Like her husband, Carole Lombard was also a member of the Hollywood Victory Committee, and was eager to participate in the war effort. Of course, Lombard was always known as a patriotic star. For example, in 1938 she made headlines after declaring herself in favor of President Franklin D. Roosevelt’s so-called “Wealth Tax.” In a show of support, she issued a public statement saying that it was the patriotic duty of the richest Americans to pay the highest percentage of taxes “for the improvement of the country.” Her pro-tax sentiment came just as she earned nearly $450,000 in annual income, a sum that made her the highest paid actor in Hollywood (Kiriakou 2020, pg. 188). That year, she paid nearly $350,000 in taxes, and after deducting accountants’ fees and other expenses, Lombard announced publicly that she was left with $20,000 (a figure that was still far and above what the average American made in the late-1930s). Lombard told reporters that “$20,000 a year is still plenty for me and as for giving the government most of my income, I think that’s fine” (Othman, 1938, pg. 6). Lombard’s statement boosted her already favorable public image. Implicitly, too, Lombard called attention to the disproportionate wealth of those in Hollywood (including herself), and the devastating economic disparity that existed in the United States during the Depression. As historian Eric Hoyt aptly summarized, her ideology also “anticipated the sense of patriotic tax-paying the U.S. government tried to foster among the public” in World War II (2010, pg. 12), and helped to strengthen her patriotic and atypical Hollywood star image.

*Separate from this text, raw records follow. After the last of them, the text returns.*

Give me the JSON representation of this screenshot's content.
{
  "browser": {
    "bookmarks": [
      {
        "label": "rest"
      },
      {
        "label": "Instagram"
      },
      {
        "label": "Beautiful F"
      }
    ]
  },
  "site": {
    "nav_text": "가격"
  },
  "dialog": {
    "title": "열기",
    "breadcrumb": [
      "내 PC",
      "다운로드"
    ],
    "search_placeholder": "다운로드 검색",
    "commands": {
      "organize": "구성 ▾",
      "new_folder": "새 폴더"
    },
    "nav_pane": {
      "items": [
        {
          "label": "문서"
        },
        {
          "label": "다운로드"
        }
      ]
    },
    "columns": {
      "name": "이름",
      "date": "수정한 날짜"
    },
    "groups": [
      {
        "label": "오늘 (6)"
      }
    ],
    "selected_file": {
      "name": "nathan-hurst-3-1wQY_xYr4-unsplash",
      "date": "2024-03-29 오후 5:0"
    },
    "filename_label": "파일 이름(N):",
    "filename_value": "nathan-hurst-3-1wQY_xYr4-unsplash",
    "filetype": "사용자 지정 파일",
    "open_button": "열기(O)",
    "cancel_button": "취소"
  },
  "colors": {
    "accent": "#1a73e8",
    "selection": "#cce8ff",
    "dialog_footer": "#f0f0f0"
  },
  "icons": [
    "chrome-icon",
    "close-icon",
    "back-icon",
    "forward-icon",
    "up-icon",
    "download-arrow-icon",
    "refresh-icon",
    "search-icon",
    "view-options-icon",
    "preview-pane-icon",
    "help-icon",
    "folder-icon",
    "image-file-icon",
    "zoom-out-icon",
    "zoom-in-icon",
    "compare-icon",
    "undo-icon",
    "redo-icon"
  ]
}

After Pearl Harbor, the Gables didn’t quite know how they would be of best use to the government. Earlier that December, Lombard had just wrapped production on To Be or Not To Be (Ernst Lubitsch, 1942) and was preparing to begin shooting They All Kissed the Bride in the new year. Meanwhile, Gable was about to embark on Somewhere I’ll Find You (Wesley Ruggles, 1942); in their down time between films, they hoped that they could somehow lend their support to the war effort. On the 10th (the same day as the first Hollywood Victory Committee meeting), they wrote a letter to President Franklin D. Roosevelt, asking where their talents would be best served:

President Roosevelt sent a reply letter on December 16th thanking the Gables for their offer. He encouraged them to continue acting in “inspirational and patriotic pictures” that would “help maintain the spirit and morale of the nation,” which he described as being “indispensable at this time.” While Lombard and Gable both were flattered that the President believed their work was a comfort in such a dark time, Carole felt like she wanted to do more.

At a subsequent Victory Committee meeting, she volunteered her services. The Committee coordinated with the Gables, MGM (Clark’s home studio), and Carole’s team: it was decided that after the holidays, she would travel to her home state of Indiana on what would be Hollywood’s first war bonds tour of World War II. That trip (the subject of a future blog post) would tragically bring an end to Carole’s life and those of twenty-one others. The fact that Hollywood continued to raise funds and make films to boost public morale was certainly not down to Lombard, nor was she the first civilian casualty. That said, Lombard’s patriotism and fame did help to personalize the war, and her premature death served as a public reminder of the incalculable loss and sacrifice that so many others would also face during that time.

WORKS CITED

Bogle, Donald. Bright Boulevards, Bold Dreams: The Story of Black Hollywood. New York: Random House, 2005.

Hoyt, Eric. “Hollywood and the Income Tax, 1929 – 1955.” Film History Vol. 22 (2010): 5 – 21.

Kiriakou, Olympia. Becoming Carole Lombard: Stardom, Comedy, and Legacy. New York: Bloomsbury Academic, 2020.

Othman, Frederick C. “Carole Lombard ‘Glad to pay $445,000 taxes, said.” San Jose News, August 26, 1938, 6.

Special Committee on Postwar Economic Policy and Planning. “Hearings Before the Special Committee on Postwar Economic Policy and Planning,” United States Congressional Records, 1945.